Cipriani contrite but England future depends on Jones's forgiveness

London (AFP) –


England star Danny Cipriani apologised Friday for an incident at a nightclub and is praying it has not ended what has been a redemptive road back to Test rugby.

The mercurial 30-year-old utility back's latest off-the-field episode resulted in a fine for common assault and resisting arrest during a night out on the Channel Island of Jersey where he was at a pre-season training camp with his new club Gloucester.

"I have been in a cell for more than 24 hours thinking about what happened," he told The Times.

Cipriani said the incident was sparked when a bouncer refused to let him take his drink outside the nightclub.

"He then started filming me with a camera attached to his tie. I thought this was intrusive so grabbed the camera. I shouldn't have done it," he said.

"I am very grateful to the magistrate, who said that the incident was minor.

"But I am in no doubt that it was completely unacceptable."

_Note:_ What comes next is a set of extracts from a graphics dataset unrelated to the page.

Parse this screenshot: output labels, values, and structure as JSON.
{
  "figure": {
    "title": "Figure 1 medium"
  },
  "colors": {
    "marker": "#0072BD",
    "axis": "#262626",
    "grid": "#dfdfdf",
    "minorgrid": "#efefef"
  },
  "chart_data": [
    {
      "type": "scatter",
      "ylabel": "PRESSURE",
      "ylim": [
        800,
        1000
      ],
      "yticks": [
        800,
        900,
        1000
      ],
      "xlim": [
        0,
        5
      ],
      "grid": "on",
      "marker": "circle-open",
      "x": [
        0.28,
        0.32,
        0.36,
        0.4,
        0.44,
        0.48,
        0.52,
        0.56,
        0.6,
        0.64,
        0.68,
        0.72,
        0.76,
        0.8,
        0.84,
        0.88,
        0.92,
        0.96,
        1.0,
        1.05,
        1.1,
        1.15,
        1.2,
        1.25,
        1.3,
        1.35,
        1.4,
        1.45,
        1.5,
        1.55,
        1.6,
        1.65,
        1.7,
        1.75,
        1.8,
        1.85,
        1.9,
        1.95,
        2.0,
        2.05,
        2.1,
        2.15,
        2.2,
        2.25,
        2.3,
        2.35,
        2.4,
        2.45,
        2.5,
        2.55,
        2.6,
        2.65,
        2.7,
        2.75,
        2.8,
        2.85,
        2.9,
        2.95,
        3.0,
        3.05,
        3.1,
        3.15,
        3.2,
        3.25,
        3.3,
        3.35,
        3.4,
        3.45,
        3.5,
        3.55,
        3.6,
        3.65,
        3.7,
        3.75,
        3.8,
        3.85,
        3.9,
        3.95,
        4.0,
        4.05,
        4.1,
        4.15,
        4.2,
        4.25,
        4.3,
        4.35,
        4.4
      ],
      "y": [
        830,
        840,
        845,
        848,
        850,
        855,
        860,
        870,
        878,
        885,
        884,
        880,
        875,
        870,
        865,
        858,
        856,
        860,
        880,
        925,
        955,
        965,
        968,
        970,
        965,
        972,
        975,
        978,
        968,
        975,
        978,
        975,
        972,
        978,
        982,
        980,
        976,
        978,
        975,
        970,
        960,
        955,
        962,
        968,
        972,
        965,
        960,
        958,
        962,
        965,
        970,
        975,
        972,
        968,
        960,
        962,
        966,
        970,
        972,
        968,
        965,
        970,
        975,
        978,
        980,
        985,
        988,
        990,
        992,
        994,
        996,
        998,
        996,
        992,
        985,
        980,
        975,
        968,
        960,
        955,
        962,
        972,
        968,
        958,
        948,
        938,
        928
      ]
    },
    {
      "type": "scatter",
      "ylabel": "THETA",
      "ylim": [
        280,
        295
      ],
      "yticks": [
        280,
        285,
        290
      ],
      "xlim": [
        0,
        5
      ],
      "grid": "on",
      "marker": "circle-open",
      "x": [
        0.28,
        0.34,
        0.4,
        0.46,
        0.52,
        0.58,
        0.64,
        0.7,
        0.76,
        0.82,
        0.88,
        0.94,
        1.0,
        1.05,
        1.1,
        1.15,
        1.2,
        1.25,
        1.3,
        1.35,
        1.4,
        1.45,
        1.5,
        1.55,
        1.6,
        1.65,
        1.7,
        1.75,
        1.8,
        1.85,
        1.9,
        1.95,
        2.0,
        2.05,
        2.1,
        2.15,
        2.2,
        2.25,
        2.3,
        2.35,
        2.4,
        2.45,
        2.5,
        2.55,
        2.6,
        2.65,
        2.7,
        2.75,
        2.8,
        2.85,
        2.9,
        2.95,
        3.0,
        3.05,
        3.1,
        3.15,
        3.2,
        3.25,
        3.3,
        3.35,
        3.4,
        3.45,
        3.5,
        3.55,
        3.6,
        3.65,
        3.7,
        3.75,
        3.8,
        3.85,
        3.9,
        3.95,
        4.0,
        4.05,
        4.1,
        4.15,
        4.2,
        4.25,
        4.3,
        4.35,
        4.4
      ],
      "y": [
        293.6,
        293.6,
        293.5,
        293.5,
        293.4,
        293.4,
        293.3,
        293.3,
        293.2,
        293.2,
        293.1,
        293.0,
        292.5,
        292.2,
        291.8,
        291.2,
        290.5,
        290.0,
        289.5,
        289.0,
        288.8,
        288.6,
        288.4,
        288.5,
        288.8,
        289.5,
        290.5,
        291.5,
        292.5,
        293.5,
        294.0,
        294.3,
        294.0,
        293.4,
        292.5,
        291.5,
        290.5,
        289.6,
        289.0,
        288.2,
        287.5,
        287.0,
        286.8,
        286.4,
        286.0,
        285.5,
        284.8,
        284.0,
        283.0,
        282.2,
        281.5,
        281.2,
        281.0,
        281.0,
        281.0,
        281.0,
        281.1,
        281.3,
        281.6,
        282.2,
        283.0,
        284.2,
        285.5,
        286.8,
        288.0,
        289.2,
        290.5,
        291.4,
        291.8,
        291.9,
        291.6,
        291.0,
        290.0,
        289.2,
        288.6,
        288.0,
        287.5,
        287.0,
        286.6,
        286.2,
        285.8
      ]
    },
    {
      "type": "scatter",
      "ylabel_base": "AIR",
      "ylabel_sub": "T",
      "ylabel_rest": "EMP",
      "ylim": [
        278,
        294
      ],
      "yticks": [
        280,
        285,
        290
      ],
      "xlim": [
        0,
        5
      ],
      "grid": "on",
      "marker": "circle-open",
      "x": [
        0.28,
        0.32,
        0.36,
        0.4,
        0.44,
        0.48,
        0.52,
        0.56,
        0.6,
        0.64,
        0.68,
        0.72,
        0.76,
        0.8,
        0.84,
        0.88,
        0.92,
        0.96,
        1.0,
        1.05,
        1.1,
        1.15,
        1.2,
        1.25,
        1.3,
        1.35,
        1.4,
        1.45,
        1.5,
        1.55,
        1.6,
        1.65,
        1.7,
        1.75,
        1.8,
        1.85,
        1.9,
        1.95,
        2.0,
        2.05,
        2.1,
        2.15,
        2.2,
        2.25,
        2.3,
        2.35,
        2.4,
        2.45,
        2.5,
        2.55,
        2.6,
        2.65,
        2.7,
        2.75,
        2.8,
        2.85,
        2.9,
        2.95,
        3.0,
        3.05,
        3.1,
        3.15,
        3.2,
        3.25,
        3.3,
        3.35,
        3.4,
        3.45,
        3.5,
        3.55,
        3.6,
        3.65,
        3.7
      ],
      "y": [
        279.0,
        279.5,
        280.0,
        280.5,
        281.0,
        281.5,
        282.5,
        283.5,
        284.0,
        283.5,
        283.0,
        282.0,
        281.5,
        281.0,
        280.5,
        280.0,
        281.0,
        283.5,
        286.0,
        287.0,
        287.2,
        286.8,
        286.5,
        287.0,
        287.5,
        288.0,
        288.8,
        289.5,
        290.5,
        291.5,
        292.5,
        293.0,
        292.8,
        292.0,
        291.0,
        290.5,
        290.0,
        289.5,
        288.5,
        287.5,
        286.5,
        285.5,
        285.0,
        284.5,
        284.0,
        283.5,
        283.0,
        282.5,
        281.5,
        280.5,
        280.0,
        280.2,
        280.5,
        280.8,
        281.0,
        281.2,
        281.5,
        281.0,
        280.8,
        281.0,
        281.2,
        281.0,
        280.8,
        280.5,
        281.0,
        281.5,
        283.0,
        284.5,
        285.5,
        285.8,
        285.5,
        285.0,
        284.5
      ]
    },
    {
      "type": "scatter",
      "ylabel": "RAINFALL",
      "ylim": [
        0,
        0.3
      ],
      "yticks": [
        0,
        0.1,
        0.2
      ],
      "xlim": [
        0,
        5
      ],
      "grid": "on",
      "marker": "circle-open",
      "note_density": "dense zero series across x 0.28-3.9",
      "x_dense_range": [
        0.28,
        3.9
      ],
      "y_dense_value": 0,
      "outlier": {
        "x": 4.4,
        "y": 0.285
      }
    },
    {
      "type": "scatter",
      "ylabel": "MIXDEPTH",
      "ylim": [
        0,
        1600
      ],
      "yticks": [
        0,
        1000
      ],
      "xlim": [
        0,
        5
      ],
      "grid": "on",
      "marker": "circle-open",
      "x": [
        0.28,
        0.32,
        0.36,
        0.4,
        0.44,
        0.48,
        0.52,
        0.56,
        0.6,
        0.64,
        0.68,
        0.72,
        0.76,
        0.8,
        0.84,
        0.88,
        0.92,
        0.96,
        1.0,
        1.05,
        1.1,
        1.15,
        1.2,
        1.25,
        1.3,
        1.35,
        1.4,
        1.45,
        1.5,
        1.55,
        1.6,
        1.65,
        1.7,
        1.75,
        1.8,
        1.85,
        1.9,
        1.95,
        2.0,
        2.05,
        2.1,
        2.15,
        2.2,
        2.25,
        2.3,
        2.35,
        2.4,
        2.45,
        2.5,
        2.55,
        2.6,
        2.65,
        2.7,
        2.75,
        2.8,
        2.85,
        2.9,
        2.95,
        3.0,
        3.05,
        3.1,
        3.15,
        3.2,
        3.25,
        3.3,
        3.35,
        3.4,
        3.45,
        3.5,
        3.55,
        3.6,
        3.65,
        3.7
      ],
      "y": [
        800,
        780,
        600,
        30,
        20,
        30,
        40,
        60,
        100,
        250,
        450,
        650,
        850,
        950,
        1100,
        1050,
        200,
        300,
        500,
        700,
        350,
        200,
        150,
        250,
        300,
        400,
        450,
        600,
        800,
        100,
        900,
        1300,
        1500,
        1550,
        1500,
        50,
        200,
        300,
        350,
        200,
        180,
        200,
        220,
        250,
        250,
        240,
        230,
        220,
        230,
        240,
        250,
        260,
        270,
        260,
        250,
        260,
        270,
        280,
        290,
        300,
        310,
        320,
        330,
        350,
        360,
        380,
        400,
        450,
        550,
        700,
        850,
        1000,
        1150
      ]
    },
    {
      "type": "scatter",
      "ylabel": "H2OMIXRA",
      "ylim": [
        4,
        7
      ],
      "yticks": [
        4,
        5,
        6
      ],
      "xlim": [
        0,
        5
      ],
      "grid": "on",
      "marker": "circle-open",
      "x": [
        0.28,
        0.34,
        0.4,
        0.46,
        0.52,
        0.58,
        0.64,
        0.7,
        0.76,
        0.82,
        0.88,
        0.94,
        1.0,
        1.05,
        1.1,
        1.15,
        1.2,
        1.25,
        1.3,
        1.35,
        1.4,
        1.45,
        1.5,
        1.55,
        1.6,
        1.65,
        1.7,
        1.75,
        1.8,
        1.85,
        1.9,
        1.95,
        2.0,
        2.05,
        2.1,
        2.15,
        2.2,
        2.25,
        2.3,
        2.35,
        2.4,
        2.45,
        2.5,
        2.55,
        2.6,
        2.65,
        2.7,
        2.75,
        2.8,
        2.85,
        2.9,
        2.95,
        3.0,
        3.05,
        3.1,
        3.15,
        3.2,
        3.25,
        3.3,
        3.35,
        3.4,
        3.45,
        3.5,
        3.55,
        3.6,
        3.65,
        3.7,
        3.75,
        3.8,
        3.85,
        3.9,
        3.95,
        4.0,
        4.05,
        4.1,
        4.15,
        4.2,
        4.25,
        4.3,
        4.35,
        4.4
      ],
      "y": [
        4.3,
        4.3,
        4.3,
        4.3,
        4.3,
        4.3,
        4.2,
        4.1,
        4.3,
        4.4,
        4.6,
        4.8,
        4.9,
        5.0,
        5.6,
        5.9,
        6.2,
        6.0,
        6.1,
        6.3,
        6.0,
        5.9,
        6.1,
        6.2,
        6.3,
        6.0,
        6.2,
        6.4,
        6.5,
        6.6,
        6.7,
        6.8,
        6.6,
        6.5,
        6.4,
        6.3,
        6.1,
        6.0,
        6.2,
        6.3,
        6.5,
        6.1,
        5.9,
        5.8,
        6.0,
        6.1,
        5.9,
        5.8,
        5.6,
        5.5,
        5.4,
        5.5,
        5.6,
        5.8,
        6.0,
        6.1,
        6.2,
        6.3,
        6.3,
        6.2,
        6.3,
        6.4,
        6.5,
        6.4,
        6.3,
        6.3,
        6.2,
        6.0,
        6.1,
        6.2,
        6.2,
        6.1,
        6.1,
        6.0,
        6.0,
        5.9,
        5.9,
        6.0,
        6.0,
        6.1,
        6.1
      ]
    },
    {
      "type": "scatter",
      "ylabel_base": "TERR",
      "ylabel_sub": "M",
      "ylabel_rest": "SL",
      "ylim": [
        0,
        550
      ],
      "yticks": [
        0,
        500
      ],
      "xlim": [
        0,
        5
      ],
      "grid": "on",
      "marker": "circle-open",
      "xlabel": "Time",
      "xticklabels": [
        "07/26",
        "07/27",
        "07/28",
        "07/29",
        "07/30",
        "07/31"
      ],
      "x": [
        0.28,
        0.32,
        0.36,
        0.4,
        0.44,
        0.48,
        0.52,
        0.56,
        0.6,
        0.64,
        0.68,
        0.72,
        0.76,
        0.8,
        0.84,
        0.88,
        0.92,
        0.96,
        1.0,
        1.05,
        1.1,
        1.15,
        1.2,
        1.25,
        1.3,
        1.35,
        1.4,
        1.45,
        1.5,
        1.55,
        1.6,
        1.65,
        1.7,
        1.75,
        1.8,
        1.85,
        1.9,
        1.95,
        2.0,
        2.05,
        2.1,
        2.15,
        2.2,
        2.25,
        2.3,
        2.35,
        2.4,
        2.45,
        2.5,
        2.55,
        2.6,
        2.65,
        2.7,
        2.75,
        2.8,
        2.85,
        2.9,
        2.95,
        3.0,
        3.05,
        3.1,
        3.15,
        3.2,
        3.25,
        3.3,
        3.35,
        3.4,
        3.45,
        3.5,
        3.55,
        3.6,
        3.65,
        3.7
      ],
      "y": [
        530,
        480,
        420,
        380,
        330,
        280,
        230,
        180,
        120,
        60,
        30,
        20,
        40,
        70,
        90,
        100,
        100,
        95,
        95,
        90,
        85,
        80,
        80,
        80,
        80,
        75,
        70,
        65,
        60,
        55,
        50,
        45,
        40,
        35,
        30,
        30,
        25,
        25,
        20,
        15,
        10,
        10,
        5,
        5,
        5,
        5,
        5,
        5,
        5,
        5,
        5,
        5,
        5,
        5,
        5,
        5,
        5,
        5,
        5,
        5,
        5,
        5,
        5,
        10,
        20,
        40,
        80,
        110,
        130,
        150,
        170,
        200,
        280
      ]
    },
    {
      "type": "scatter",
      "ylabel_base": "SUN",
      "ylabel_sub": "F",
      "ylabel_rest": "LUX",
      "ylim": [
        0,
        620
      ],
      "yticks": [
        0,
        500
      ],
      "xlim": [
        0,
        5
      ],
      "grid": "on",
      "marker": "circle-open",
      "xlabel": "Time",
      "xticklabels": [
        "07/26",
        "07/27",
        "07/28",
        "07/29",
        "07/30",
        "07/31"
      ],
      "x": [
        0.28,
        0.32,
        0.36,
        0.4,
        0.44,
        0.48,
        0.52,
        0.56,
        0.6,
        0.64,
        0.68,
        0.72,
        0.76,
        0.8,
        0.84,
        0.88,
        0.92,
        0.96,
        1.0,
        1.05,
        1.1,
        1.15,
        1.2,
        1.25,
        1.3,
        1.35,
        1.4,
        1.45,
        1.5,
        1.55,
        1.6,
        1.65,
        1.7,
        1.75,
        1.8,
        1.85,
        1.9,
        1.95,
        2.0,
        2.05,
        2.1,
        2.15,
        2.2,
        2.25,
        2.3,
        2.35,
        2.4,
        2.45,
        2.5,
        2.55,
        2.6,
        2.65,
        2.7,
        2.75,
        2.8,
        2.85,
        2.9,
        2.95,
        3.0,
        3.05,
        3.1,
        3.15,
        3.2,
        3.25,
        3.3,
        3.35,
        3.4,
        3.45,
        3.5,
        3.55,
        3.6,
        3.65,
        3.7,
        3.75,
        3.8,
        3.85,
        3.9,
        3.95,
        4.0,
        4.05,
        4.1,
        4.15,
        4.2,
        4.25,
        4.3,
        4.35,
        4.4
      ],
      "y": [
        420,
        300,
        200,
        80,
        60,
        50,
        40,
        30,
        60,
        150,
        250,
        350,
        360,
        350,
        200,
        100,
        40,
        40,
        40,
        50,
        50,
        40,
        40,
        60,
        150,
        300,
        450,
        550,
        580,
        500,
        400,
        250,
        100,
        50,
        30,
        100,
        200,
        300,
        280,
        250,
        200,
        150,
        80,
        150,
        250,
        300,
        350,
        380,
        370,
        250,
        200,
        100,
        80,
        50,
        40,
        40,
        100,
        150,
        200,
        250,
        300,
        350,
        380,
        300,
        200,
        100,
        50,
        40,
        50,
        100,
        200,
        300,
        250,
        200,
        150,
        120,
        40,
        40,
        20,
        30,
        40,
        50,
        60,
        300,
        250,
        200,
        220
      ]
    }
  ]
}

His contrition will, he hopes, carry weight when the ultimate arbiter of his Test career, England head coach Eddie Jones, announces his squad for the November internationals.

Earlier this year, Jones appeared unequivocal about what the consequences for Cipriani would be if he strayed when he told Sky: "If he's on the front page for any other reason (than rugby) he won't be with us."

However, with results on the pitch this year turning against Jones and Cipriani's natural talent shining through in his first England start in a decade in the Test victory over South Africa, the Australian may be loathe to ditch him with the World Cup looming in a year.

- 'You are not employing the pope' -

In the past Cipriani was dropped for an excursion to a nightclub the week of a Six Nations match just after he had broken into the England side and was involved in a collision with a bus after a drinking session with team-mates from his then club, Sale.

As ever, his future has aroused strong opinions on both side of the divide with one of his former great supporters, England's 2003 World Cup-winning coach Clive Woodward -- who had criticised Jones for not selecting him earlier -- saying "enough is enough".

"If an incident like this occurred during the World Cup next year, it would cost England the tournament," Woodward wrote in his Daily Mail column.

"You have to trust every player on and off the pitch, 24 hours a day, 365 days a year.

"Can Cipriani be trusted by Eddie and the rest of the England team who are also under scrutiny but remain disciplined in their personal lives and behaviour? I suspect Eddie will now decide that he can't and who could blame him?"

Woodward, though, is a rare voice in calling for the curtain to come down on one of rugby's greatest showmen.

"When you employ a rugby player, you know you are not employing the pope," Sale's director of rugby Steve Diamond, who gave Cipriani a chance when he returned after an unhappy spell in Australia, told the BBC.

"It would be too harsh. England need all the help they can get at the moment and players like him are few and far between."

England's World Cup-winning scrum-half Matt Dawson also begged to differ with Woodward.

"I think Eddie will do his homework here and work closely with Gloucester to find out exactly what went on," said Dawson.

"He will know what went on, make his own decision and I think he will make the right one in keeping Cipriani in the squad."